Key Experimental Results¶
Main Results (LLM Extrapolation Quality)¶
| Model | ICAR MAE ↓ | ICAR RMSE ↓ | ICAR Pearson ↑ | ICAR Spearman ↑ |
|---|---|---|---|---|
| gpt-5-chat | 0.030 | 0.044 | 0.976 | 0.968 |
| llama-4 | 0.033 | 0.052 | 0.971 | 0.963 |
| gpt-4.1 | 0.040 | 0.058 | 0.958 | 0.944 |
| deepseek-v3.1 | 0.043 | 0.085 | 0.922 | 0.914 |
| grok-3 | 0.043 | 0.068 | 0.939 | 0.920 |
On TIMSS, MAE rises to \(0.12\)-\(0.16\) and Pearson drops to \(0.5\)-\(0.7\), reflecting greater difficulty in extrapolation amid cross-country heterogeneity.
Ablation Study (Dimension-Specific Base Calibration)¶
| Dimension Group | Calibrated \(B\) | Interpretation |
|---|---|---|
| Volume | \(\approx 32\) | Much steeper than \(B=10\); higher levels should be upscaled |
| Attention | \(\approx 17\) | Same as above |
| Metacognition | \(\approx 6.7\) | Close to \(B=10\), well-calibrated |
| Knowledge | \(\approx 5.1\) | Same as above |
| Comprehension & Expression | \(\approx 1\) | Difficulty barely increases, levels should be downscaled |
| Spatial Reasoning & Navigation | \(\approx 1\) | Same as above |
Key Findings¶
- The single \(B=10\) does not hold across dimensions—Volume and Comprehension differ by about \(30\times\) in true base, meaning that "AI leads humans in Knowledge" and "AI still lags far behind in Volume" cannot be compared without calibration.
- LLM extrapolation achieves MAE of just \(0.030\) (Pearson 0.976) on structurally homogeneous ICAR, proving that LLMs indeed encode substantial demographic priors; but errors rise sharply on TIMSS, indicating persistent Western bias.

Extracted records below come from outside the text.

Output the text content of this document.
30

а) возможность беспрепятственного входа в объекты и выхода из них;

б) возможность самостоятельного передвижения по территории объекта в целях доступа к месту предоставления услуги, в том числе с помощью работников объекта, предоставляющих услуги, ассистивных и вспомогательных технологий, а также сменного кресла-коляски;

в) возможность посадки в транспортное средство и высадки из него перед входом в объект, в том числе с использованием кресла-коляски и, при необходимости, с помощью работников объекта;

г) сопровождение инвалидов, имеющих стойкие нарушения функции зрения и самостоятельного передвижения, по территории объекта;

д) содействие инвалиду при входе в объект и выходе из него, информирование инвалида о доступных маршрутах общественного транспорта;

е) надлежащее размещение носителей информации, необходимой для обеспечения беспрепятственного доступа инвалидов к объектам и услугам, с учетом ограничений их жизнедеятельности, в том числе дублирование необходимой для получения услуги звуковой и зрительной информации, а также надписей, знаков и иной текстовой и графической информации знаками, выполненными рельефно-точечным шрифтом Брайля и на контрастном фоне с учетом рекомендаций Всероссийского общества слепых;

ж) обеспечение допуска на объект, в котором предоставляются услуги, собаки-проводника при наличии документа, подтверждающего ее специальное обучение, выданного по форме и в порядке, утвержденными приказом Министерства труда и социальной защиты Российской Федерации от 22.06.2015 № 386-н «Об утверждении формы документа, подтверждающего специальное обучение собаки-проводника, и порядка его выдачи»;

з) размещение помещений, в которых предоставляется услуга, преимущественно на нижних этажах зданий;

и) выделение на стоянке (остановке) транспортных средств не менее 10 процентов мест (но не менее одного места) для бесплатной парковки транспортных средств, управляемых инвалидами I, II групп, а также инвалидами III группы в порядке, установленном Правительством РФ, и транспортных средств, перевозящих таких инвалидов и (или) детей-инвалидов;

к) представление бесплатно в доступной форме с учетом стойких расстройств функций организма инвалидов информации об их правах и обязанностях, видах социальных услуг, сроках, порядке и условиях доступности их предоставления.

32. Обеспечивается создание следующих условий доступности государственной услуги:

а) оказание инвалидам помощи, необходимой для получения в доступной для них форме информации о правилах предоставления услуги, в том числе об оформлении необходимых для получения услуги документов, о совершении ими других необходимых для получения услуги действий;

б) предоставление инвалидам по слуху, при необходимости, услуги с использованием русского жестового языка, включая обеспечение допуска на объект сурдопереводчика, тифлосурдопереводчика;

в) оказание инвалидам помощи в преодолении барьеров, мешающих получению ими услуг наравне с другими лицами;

- After calibrating each dimension with its own base, current LLMs show a clear capability profile of "strong in Knowledge, weak in Volume/Attention," providing policymakers with more interpretable comparisons.
Highlights & Insights¶
- Redefines the often-misused "AI vs. human" comparison from "benchmark score comparison" to "position on a logarithmic scale of population distribution," representing a philosophical shift in evaluation.
- Using LLMs as population extrapolators is a clever loop of "using AI to calibrate AI-human comparison," and sub-group → full-sample validation shows LLMs have indeed learned demographic adjustment.

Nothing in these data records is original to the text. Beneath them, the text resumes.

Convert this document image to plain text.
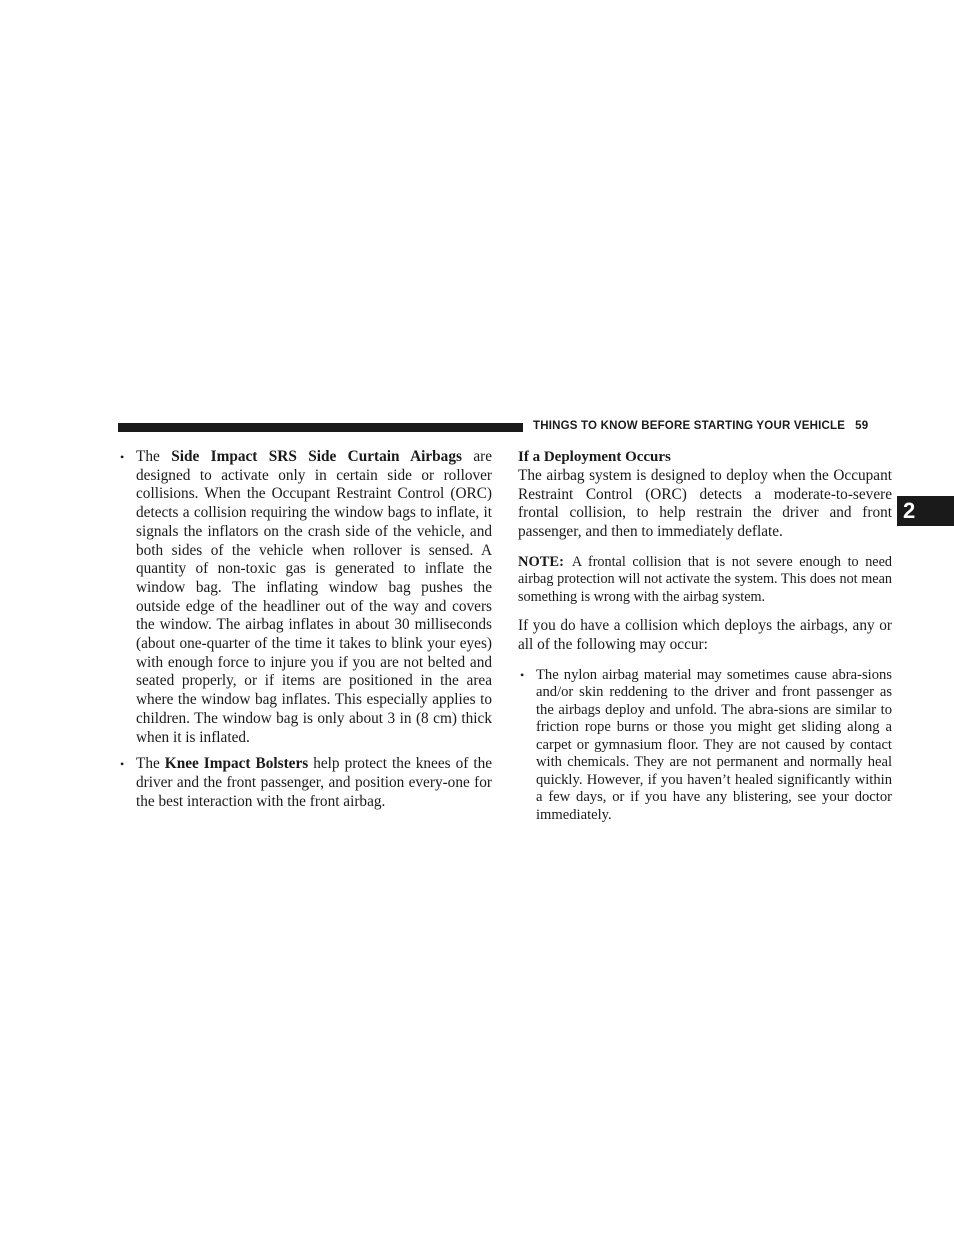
THINGS TO KNOW BEFORE STARTING YOUR VEHICLE 59
2
• The Side Impact SRS Side Curtain Airbags are designed to activate only in certain side or rollover collisions. When the Occupant Restraint Control (ORC) detects a collision requiring the window bags to inflate, it signals the inflators on the crash side of the vehicle, and both sides of the vehicle when rollover is sensed. A quantity of non-toxic gas is generated to inflate the window bag. The inflating window bag pushes the outside edge of the headliner out of the way and covers the window. The airbag inflates in about 30 milliseconds (about one-quarter of the time it takes to blink your eyes) with enough force to injure you if you are not belted and seated properly, or if items are positioned in the area where the window bag inflates. This especially applies to children. The window bag is only about 3 in (8 cm) thick when it is inflated.
• The Knee Impact Bolsters help protect the knees of the driver and the front passenger, and position every-one for the best interaction with the front airbag.
If a Deployment Occurs

The airbag system is designed to deploy when the Occupant Restraint Control (ORC) detects a moderate-to-severe frontal collision, to help restrain the driver and front passenger, and then to immediately deflate.

NOTE: A frontal collision that is not severe enough to need airbag protection will not activate the system. This does not mean something is wrong with the airbag system.

If you do have a collision which deploys the airbags, any or all of the following may occur:

• The nylon airbag material may sometimes cause abra-sions and/or skin reddening to the driver and front passenger as the airbags deploy and unfold. The abra-sions are similar to friction rope burns or those you might get sliding along a carpet or gymnasium floor. They are not caused by contact with chemicals. They are not permanent and normally heal quickly. However, if you haven’t healed significantly within a few days, or if you have any blistering, see your doctor immediately.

- The dimension-specific base calibration results (Volume \(\approx 32\), Comprehension \(\approx 1\)) directly challenge all scalar "AI reaches X% of human level" conclusions from recent years—a striking negative finding.

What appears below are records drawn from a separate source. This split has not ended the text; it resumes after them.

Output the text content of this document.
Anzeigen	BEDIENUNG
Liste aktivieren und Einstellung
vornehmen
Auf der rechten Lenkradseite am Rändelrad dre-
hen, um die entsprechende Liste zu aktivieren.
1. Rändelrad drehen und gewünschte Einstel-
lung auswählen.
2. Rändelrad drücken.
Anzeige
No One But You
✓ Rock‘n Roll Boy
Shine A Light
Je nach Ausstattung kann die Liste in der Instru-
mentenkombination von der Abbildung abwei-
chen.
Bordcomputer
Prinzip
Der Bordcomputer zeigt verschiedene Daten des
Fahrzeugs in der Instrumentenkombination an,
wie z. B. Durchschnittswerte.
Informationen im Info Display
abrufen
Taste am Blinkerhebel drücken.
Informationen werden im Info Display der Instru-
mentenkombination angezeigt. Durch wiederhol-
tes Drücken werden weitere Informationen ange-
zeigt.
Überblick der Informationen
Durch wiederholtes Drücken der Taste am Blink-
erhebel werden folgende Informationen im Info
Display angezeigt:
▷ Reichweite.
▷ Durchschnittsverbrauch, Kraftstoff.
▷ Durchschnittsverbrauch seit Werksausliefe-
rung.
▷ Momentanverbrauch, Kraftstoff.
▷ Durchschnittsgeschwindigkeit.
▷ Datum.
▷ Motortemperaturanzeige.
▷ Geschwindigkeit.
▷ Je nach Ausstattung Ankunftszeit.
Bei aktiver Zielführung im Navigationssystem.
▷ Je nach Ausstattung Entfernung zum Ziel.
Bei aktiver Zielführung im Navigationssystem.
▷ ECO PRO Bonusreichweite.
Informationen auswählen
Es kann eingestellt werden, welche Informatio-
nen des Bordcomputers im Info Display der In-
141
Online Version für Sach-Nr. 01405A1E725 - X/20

Limitations & Future Work¶
- Only five data sources, all text-only; multimodal and agentic tasks are not covered.
- LLM extrapolator shows large MAE and clear Western/Anglosphere bias on TIMSS; population estimates for non-Western cultures may be systematically biased.
- Assumes dominance filter sufficiently "purifies" dimension signals, but actual items may have multiple bottlenecks, and filtered samples may themselves be valuable.
- Base calibration uses linear regression on five mean points, with weak statistical significance; for some dimensions (e.g., Mind Modeling) even yields negative slopes.
Related Work & Insights¶
- vs ADeLe (Zhou 2025): ADeLe provides demand rubrics but \(B=10\) is by convention; this work offers empirical calibration.
- vs METR time-horizon (Kwa 2025): Anchors on single-dimension human hours; this work anchors on multidimensional population distributions.
- vs IRT psychometrics: Classic IRT requires dense real response data; this work uses LLMs to bypass that step.
- vs MMLU / GPQA: Scalar accuracy + single reference population; this work provides a decomposable, comparable profile.
Rating¶
- Novelty: ⭐⭐⭐⭐⭐ "LLM as population extrapolator + dimension-specific base calibration" is a rare methodological innovation.
- Experimental Thoroughness: ⭐⭐⭐ Only five data sources, all text-only; large errors on TIMSS, insufficient cross-cultural validation.
- Writing Quality: ⭐⭐⭐⭐ Motivation is compelling, technical exposition is clear.
- Value: ⭐⭐⭐⭐⭐ Paradigm-level reflection for the AI evaluation community; both policymakers and researchers should read.